The fake delay presented me with more than one lesson that day. The obvious lesson was that Aidan didn’t know what was going on out on the streets unless he was told. He knew where I was being delayed but he had no idea why, apart from what I told him. The second lesson was not to bother Aidan with details of events that were happening to me out on the streets. If the receptionist had not told me to tell him that the envelope wasn’t ready, I would have told him that I had just had a scare and was going to have a smoke to settle my nerves.

As I enjoyed the much needed cigarette, it occurred to me that that would have led to me having to recant the whole story over the air and possibly landed me in Aidan’s bad books also. This was very much easier. I was at the mercy of other people – the victim of the delay as opposed to the perpetrator. Much as I hated lying I sold myself the notion that this wasn’t really a lie; I was being delayed, I was just saving airtime by not bothering him with the details.

“Four Sean.”

“Go ahead, four.”

“I have RTE on board.”

“Roger. I’ll put a quarter waiting on tha’ as well. You header on into two.”

That’s what a quarter was! Quarters waiting meant a quarter of an hour waiting time. I was going to be paid for my little break. Lovely!

“Roger. I’ll call ye from there.”

Eleventh commandment my arse I thought, slipping the bike into gear and sped away.

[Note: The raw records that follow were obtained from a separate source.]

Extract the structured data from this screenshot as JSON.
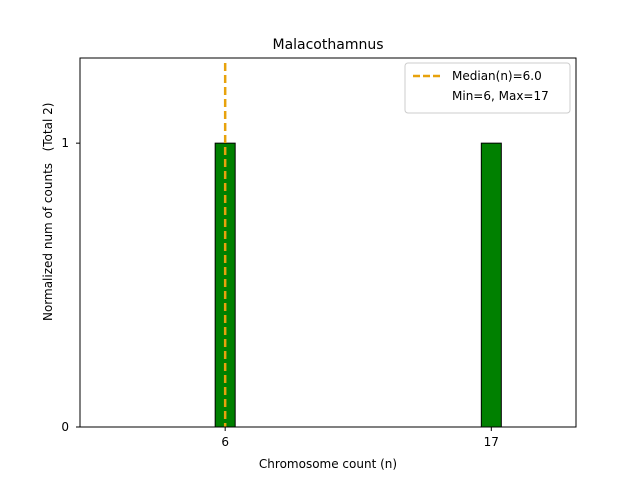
{
  "chart_data": {
    "type": "bar",
    "title": "Malacothamnus",
    "xlabel": "Chromosome count (n)",
    "ylabel": "Normalized num of counts",
    "ylabel_total": "(Total 2)",
    "categories": [
      "6",
      "17"
    ],
    "x": [
      6,
      17
    ],
    "values": [
      1,
      1
    ],
    "xlim": [
      0.0,
      20.5
    ],
    "ylim": [
      0,
      1.3
    ],
    "yticks": [
      "0",
      "1"
    ],
    "ytick_values": [
      0,
      1
    ],
    "bar_color": "#008000",
    "bar_edge_color": "#000000",
    "median": 6.0,
    "median_color": "#e8a20c",
    "legend": {
      "location": "top-right",
      "entries": [
        "Median(n)=6.0",
        "Min=6, Max=17"
      ]
    }
  }
}
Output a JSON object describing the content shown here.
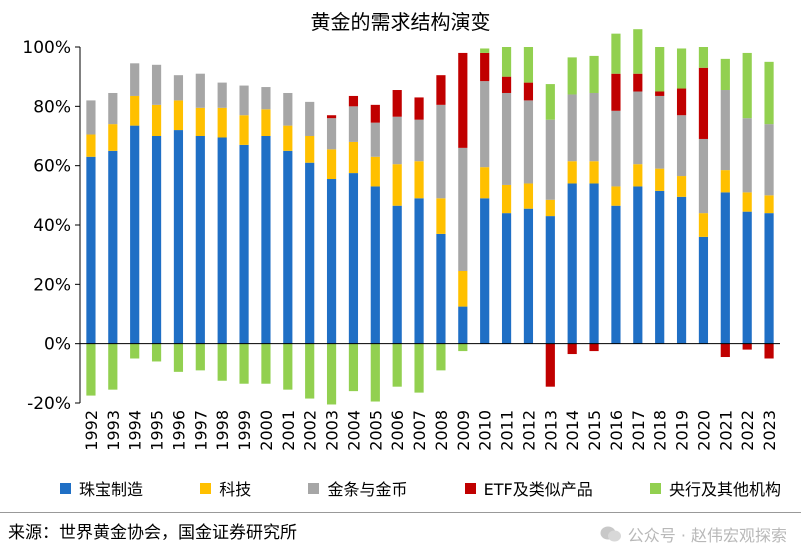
{
  "chart_data": {
    "type": "bar",
    "title": "黄金的需求结构演变",
    "categories": [
      "1992",
      "1993",
      "1994",
      "1995",
      "1996",
      "1997",
      "1998",
      "1999",
      "2000",
      "2001",
      "2002",
      "2003",
      "2004",
      "2005",
      "2006",
      "2007",
      "2008",
      "2009",
      "2010",
      "2011",
      "2012",
      "2013",
      "2014",
      "2015",
      "2016",
      "2017",
      "2018",
      "2019",
      "2020",
      "2021",
      "2022",
      "2023"
    ],
    "yticks": [
      "100%",
      "80%",
      "60%",
      "40%",
      "20%",
      "0%",
      "-20%"
    ],
    "ylim": [
      -20,
      100
    ],
    "grid": false,
    "legend_position": "bottom",
    "series": [
      {
        "name": "珠宝制造",
        "color": "#1f6fc5",
        "values": [
          63,
          65,
          73.5,
          70,
          72,
          70,
          69.5,
          67,
          70,
          65,
          61,
          55.5,
          57.5,
          53,
          46.5,
          49,
          37,
          12.5,
          49,
          44,
          45.5,
          43,
          54,
          54,
          46.5,
          53,
          51.5,
          49.5,
          36,
          51,
          44.5,
          44
        ]
      },
      {
        "name": "科技",
        "color": "#ffc000",
        "values": [
          7.5,
          9,
          10,
          10.5,
          10,
          9.5,
          10,
          10,
          9,
          8.5,
          9,
          10,
          10.5,
          10,
          14,
          12.5,
          12,
          12,
          10.5,
          9.5,
          8.5,
          5.5,
          7.5,
          7.5,
          6.5,
          7.5,
          7.5,
          7,
          8,
          7.5,
          6.5,
          6
        ]
      },
      {
        "name": "金条与金币",
        "color": "#a6a6a6",
        "values": [
          11.5,
          10.5,
          11,
          13.5,
          8.5,
          11.5,
          8.5,
          10,
          7.5,
          11,
          11.5,
          10.5,
          12,
          11.5,
          16,
          14,
          31.5,
          41.5,
          29,
          31,
          28,
          27,
          22.5,
          23,
          25.5,
          24.5,
          24.5,
          20.5,
          25,
          27,
          25,
          24
        ]
      },
      {
        "name": "ETF及类似产品",
        "color": "#c00000",
        "values": [
          0,
          0,
          0,
          0,
          0,
          0,
          0,
          0,
          0,
          0,
          0,
          1,
          3.5,
          6,
          9,
          7.5,
          10,
          32,
          9.5,
          5.5,
          6,
          -14.5,
          -3.5,
          -2.5,
          12.5,
          6,
          1.5,
          9,
          24,
          -4.5,
          -2,
          -5
        ]
      },
      {
        "name": "央行及其他机构",
        "color": "#92d050",
        "values": [
          -17.5,
          -15.5,
          -5,
          -6,
          -9.5,
          -9,
          -12.5,
          -13.5,
          -13.5,
          -15.5,
          -18.5,
          -20.5,
          -16,
          -19.5,
          -14.5,
          -16.5,
          -9,
          -2.5,
          1.5,
          10,
          12,
          12,
          12.5,
          12.5,
          13.5,
          15,
          15,
          13.5,
          7,
          10.5,
          22,
          21
        ]
      }
    ]
  },
  "source_note": "来源：世界黄金协会，国金证券研究所",
  "watermark": "公众号 · 赵伟宏观探索"
}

I did tell Aidan what happened the next time I was in the base. I also insisted that he find me a new bag. He reluctantly sent Frank on a mission to find one while he covered both bases. Ten minutes later Frank returned with a new bag. When I took it off him he held out his hand for the old one but didn’t get it. I threw it in the bin.

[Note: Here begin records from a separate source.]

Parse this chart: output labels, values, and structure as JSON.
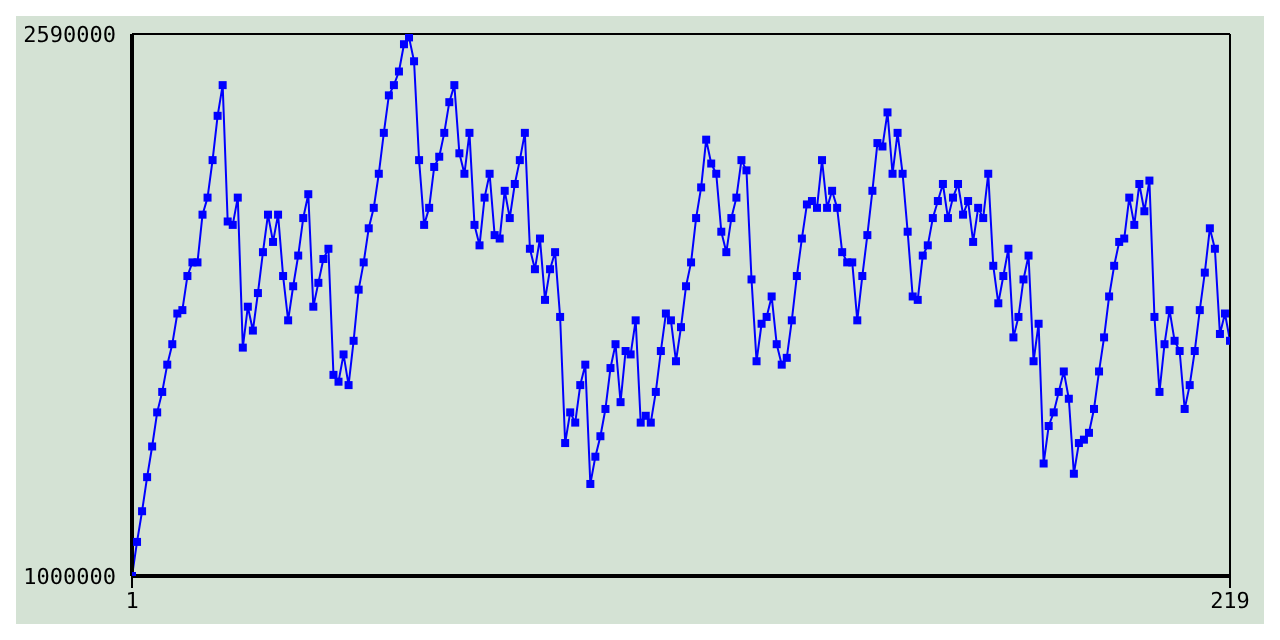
{
  "chart_data": {
    "type": "line",
    "x": [
      1,
      2,
      3,
      4,
      5,
      6,
      7,
      8,
      9,
      10,
      11,
      12,
      13,
      14,
      15,
      16,
      17,
      18,
      19,
      20,
      21,
      22,
      23,
      24,
      25,
      26,
      27,
      28,
      29,
      30,
      31,
      32,
      33,
      34,
      35,
      36,
      37,
      38,
      39,
      40,
      41,
      42,
      43,
      44,
      45,
      46,
      47,
      48,
      49,
      50,
      51,
      52,
      53,
      54,
      55,
      56,
      57,
      58,
      59,
      60,
      61,
      62,
      63,
      64,
      65,
      66,
      67,
      68,
      69,
      70,
      71,
      72,
      73,
      74,
      75,
      76,
      77,
      78,
      79,
      80,
      81,
      82,
      83,
      84,
      85,
      86,
      87,
      88,
      89,
      90,
      91,
      92,
      93,
      94,
      95,
      96,
      97,
      98,
      99,
      100,
      101,
      102,
      103,
      104,
      105,
      106,
      107,
      108,
      109,
      110,
      111,
      112,
      113,
      114,
      115,
      116,
      117,
      118,
      119,
      120,
      121,
      122,
      123,
      124,
      125,
      126,
      127,
      128,
      129,
      130,
      131,
      132,
      133,
      134,
      135,
      136,
      137,
      138,
      139,
      140,
      141,
      142,
      143,
      144,
      145,
      146,
      147,
      148,
      149,
      150,
      151,
      152,
      153,
      154,
      155,
      156,
      157,
      158,
      159,
      160,
      161,
      162,
      163,
      164,
      165,
      166,
      167,
      168,
      169,
      170,
      171,
      172,
      173,
      174,
      175,
      176,
      177,
      178,
      179,
      180,
      181,
      182,
      183,
      184,
      185,
      186,
      187,
      188,
      189,
      190,
      191,
      192,
      193,
      194,
      195,
      196,
      197,
      198,
      199,
      200,
      201,
      202,
      203,
      204,
      205,
      206,
      207,
      208,
      209,
      210,
      211,
      212,
      213,
      214,
      215,
      216,
      217,
      218,
      219
    ],
    "series": [
      {
        "color": "#0000ff",
        "values": [
          1000000,
          1100000,
          1190000,
          1290000,
          1380000,
          1480000,
          1540000,
          1620000,
          1680000,
          1770000,
          1780000,
          1880000,
          1920000,
          1920000,
          2060000,
          2110000,
          2220000,
          2350000,
          2440000,
          2040000,
          2030000,
          2110000,
          1670000,
          1790000,
          1720000,
          1830000,
          1950000,
          2060000,
          1980000,
          2060000,
          1880000,
          1750000,
          1850000,
          1940000,
          2050000,
          2120000,
          1790000,
          1860000,
          1930000,
          1960000,
          1590000,
          1570000,
          1650000,
          1560000,
          1690000,
          1840000,
          1920000,
          2020000,
          2080000,
          2180000,
          2300000,
          2410000,
          2440000,
          2480000,
          2560000,
          2580000,
          2510000,
          2220000,
          2030000,
          2080000,
          2200000,
          2230000,
          2300000,
          2390000,
          2440000,
          2240000,
          2180000,
          2300000,
          2030000,
          1970000,
          2110000,
          2180000,
          2000000,
          1990000,
          2130000,
          2050000,
          2150000,
          2220000,
          2300000,
          1960000,
          1900000,
          1990000,
          1810000,
          1900000,
          1950000,
          1760000,
          1390000,
          1480000,
          1450000,
          1560000,
          1620000,
          1270000,
          1350000,
          1410000,
          1490000,
          1610000,
          1680000,
          1510000,
          1660000,
          1650000,
          1750000,
          1450000,
          1470000,
          1450000,
          1540000,
          1660000,
          1770000,
          1750000,
          1630000,
          1730000,
          1850000,
          1920000,
          2050000,
          2140000,
          2280000,
          2210000,
          2180000,
          2010000,
          1950000,
          2050000,
          2110000,
          2220000,
          2190000,
          1870000,
          1630000,
          1740000,
          1760000,
          1820000,
          1680000,
          1620000,
          1640000,
          1750000,
          1880000,
          1990000,
          2090000,
          2100000,
          2080000,
          2220000,
          2080000,
          2130000,
          2080000,
          1950000,
          1920000,
          1920000,
          1750000,
          1880000,
          2000000,
          2130000,
          2270000,
          2260000,
          2360000,
          2180000,
          2300000,
          2180000,
          2010000,
          1820000,
          1810000,
          1940000,
          1970000,
          2050000,
          2100000,
          2150000,
          2050000,
          2110000,
          2150000,
          2060000,
          2100000,
          1980000,
          2080000,
          2050000,
          2180000,
          1910000,
          1800000,
          1880000,
          1960000,
          1700000,
          1760000,
          1870000,
          1940000,
          1630000,
          1740000,
          1330000,
          1440000,
          1480000,
          1540000,
          1600000,
          1520000,
          1300000,
          1390000,
          1400000,
          1420000,
          1490000,
          1600000,
          1700000,
          1820000,
          1910000,
          1980000,
          1990000,
          2110000,
          2030000,
          2150000,
          2070000,
          2160000,
          1760000,
          1540000,
          1680000,
          1780000,
          1690000,
          1660000,
          1490000,
          1560000,
          1660000,
          1780000,
          1890000,
          2020000,
          1960000,
          1710000,
          1770000,
          1690000
        ]
      }
    ],
    "xlim": [
      1,
      219
    ],
    "xticks": [
      1,
      219
    ],
    "ylim": [
      1000000,
      2590000
    ],
    "yticks": [
      1000000,
      2590000
    ],
    "marker": "square",
    "line_style": "solid"
  }
}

The next time I saw Shay, was at the door of the base the following Monday morning – him being on the way in and me being on the way out. I saw him heading for the door and held it open, making sure to start talking while he was still a couple of steps away because of the pace he moved at.

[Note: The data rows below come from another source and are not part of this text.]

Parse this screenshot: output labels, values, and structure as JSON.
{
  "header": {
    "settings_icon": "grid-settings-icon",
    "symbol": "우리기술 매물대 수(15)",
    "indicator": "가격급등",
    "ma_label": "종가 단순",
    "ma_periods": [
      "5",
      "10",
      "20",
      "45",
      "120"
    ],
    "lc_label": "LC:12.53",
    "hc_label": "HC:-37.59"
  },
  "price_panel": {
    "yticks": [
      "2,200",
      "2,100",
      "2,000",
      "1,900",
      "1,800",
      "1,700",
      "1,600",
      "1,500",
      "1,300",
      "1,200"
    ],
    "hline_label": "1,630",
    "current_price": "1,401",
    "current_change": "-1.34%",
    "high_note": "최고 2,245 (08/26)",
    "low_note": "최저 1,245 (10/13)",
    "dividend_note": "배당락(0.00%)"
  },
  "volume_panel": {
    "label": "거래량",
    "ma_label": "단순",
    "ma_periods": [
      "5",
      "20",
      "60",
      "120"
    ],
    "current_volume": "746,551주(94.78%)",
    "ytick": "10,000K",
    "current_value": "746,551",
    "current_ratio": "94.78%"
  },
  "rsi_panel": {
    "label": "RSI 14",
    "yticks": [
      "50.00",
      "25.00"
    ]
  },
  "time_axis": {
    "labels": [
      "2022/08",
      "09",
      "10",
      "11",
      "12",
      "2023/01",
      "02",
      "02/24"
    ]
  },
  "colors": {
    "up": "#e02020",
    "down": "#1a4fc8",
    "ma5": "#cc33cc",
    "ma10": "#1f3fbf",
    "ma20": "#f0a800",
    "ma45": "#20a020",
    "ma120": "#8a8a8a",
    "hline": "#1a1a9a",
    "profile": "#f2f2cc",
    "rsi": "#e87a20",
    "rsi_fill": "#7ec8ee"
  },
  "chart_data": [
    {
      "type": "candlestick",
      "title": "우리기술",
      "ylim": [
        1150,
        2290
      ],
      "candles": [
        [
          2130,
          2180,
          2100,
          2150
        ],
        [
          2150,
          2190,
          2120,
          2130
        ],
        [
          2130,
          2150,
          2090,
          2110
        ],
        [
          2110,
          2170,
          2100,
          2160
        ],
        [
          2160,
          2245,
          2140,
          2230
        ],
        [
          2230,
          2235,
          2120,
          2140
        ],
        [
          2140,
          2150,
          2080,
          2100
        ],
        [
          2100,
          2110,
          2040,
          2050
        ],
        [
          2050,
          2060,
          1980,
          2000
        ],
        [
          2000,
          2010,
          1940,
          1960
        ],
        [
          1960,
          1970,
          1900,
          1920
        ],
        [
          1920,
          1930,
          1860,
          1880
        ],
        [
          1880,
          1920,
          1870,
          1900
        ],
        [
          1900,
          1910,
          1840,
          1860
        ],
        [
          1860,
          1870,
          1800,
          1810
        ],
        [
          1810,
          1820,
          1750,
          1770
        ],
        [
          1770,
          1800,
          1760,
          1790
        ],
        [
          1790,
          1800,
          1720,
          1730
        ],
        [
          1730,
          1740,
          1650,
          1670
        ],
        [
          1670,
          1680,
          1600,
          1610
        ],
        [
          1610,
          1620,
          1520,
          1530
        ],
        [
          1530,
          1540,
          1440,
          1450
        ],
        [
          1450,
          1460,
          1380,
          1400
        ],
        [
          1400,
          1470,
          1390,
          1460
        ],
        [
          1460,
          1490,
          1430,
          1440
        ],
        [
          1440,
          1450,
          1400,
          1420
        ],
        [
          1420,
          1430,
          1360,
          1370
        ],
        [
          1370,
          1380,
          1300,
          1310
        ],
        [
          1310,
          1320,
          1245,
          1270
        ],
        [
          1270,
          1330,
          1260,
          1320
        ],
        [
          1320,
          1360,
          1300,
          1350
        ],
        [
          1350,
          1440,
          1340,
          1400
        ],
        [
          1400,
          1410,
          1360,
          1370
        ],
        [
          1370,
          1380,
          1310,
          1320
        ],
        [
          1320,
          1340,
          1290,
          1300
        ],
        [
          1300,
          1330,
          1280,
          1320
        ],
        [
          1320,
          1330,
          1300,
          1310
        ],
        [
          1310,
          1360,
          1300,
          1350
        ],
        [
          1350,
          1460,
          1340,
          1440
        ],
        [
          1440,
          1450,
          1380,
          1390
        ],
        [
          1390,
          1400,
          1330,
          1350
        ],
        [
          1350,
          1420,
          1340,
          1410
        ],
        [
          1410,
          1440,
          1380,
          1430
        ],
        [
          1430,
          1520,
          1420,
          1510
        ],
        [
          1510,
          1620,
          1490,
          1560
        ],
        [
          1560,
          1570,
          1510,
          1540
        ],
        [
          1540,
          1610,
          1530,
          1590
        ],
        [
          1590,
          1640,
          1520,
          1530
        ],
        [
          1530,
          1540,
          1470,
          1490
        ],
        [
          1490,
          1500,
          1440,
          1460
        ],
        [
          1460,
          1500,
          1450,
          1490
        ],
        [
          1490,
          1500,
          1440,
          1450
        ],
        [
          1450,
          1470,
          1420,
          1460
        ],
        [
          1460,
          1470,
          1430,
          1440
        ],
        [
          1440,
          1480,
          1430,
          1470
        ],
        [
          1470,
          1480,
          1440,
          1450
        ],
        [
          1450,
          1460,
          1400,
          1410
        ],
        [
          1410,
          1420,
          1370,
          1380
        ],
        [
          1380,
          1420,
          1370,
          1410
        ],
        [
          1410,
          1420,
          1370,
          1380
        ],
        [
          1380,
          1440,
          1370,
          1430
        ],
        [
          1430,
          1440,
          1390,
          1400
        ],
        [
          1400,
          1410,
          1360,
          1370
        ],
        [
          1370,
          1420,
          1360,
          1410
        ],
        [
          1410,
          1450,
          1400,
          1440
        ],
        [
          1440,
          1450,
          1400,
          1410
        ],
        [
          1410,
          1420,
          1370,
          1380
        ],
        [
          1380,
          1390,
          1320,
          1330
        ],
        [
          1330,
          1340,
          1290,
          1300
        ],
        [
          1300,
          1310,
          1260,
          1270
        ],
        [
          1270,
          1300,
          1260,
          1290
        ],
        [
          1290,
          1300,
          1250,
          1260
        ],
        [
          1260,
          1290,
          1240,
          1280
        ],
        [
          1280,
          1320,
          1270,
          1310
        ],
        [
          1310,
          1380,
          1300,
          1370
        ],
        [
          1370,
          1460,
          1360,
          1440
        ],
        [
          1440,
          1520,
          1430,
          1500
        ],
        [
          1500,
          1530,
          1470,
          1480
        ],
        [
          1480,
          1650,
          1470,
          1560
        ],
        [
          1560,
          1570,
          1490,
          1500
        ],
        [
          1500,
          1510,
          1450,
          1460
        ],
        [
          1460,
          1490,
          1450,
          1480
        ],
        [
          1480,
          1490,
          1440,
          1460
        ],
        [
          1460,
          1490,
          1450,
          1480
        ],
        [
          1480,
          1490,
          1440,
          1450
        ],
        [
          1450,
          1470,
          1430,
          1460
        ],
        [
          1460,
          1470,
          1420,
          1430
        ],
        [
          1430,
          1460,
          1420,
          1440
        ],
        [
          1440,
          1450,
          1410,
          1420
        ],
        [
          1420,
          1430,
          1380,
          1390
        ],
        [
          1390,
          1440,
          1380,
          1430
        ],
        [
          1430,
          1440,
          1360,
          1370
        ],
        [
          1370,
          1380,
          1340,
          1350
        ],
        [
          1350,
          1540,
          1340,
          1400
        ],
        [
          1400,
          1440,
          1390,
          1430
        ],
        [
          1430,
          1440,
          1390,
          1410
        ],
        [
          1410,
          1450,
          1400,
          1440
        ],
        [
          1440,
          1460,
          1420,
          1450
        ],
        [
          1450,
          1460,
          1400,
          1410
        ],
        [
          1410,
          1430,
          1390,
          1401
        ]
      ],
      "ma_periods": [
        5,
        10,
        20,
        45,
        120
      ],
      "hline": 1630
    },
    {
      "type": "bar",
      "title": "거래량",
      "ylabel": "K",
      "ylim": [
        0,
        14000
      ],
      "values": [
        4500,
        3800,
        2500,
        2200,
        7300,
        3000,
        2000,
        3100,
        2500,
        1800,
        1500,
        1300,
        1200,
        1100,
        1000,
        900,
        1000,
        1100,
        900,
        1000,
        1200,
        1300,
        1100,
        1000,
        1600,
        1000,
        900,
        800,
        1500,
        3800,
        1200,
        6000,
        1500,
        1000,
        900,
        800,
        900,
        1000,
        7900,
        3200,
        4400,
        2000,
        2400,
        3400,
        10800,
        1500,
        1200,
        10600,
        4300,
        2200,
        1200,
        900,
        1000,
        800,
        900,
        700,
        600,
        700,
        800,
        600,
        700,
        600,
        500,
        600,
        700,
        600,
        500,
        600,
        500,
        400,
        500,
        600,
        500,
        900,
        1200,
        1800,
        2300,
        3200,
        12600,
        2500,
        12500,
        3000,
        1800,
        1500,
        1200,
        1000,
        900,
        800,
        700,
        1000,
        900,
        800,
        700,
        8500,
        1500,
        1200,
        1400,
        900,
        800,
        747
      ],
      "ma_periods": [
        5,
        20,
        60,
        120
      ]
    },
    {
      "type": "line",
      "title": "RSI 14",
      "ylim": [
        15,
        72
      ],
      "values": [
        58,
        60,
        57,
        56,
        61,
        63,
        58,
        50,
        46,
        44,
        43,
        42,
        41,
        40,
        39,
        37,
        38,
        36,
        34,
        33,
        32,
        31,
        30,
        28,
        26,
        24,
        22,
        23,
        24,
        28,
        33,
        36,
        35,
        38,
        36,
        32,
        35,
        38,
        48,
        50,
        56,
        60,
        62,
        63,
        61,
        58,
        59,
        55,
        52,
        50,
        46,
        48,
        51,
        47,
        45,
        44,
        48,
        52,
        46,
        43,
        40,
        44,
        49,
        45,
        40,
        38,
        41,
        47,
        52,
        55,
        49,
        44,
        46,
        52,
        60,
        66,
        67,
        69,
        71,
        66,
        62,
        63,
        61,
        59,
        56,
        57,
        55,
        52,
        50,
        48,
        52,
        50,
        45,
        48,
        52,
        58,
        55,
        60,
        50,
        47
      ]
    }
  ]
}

“It happened, Shay, just like you said.”

“Wha’?” His head seemed to stop first with the rest of him giving the appearance of reluctance to brake. A little pang of foreboding hit me: my lack of confidence generating uncertainty at the prospect of delaying this tornado. I had a story to tell,
though, and I carried on in a loud-ish voice, employing my new bag as a visual aid to mime events.

“The flap over the head that you warned me about. It happened with that old bag on Thursday afternoon.”

“Jaysus. Ye didn’t fall off, did ye?” He turned automatically towards my bike to scrutinise the damage.

“No, but it was close.”

“Where’d i’ happen?”

“Stillorgan dual carriageway.”

“Oh, for fuck’s sake! Were ye goin’ fast?” “About eighty.”

“An’ how come ye had the bag in front of ye?”

“I had a big box tied onto the back.”

He was looking ominously towards the hatch and shifting his weight from one foot to the other again, as if bursting to go to the toilet. I had had my fill of his attention and he was about to accelerate away. I was only going to get one more sentence from him before he would be gone.

“Well, there ye have it, kiddo; warnin’s aren’t given ou’ for nuttin’. That’s why they’re well worth listenin’ to!”

And he was gone, leaving me standing in the doorway for the briefest of moments absorbing the impact of what he had said. It would certainly serve me in good stead never to forget that particular little nugget of philosophy.

He didn’t forget about me, though. He put the word out that there was a beginner looking to buy a second hand top box. Within a week I had a bashed up old box bungeed onto the back of my saddle. It was the best 20 quid I ever spent!

12
First Friday

I noticed that there seemed to be a slight edge to things on Friday, as if everything was a tad more urgent. Aidan’s high pressure tone seemed even more emphatic in a way and I heard more “directs” going out over the air. Directs are extra urgent jobs where the client pays more for the courier to go straight there without taking on any more work. Of course, in reality the courier will look for more work and usually get it. Nobody goes anywhere with just one job on board, it’s simply not worth it, even at the higher rate paid for directs.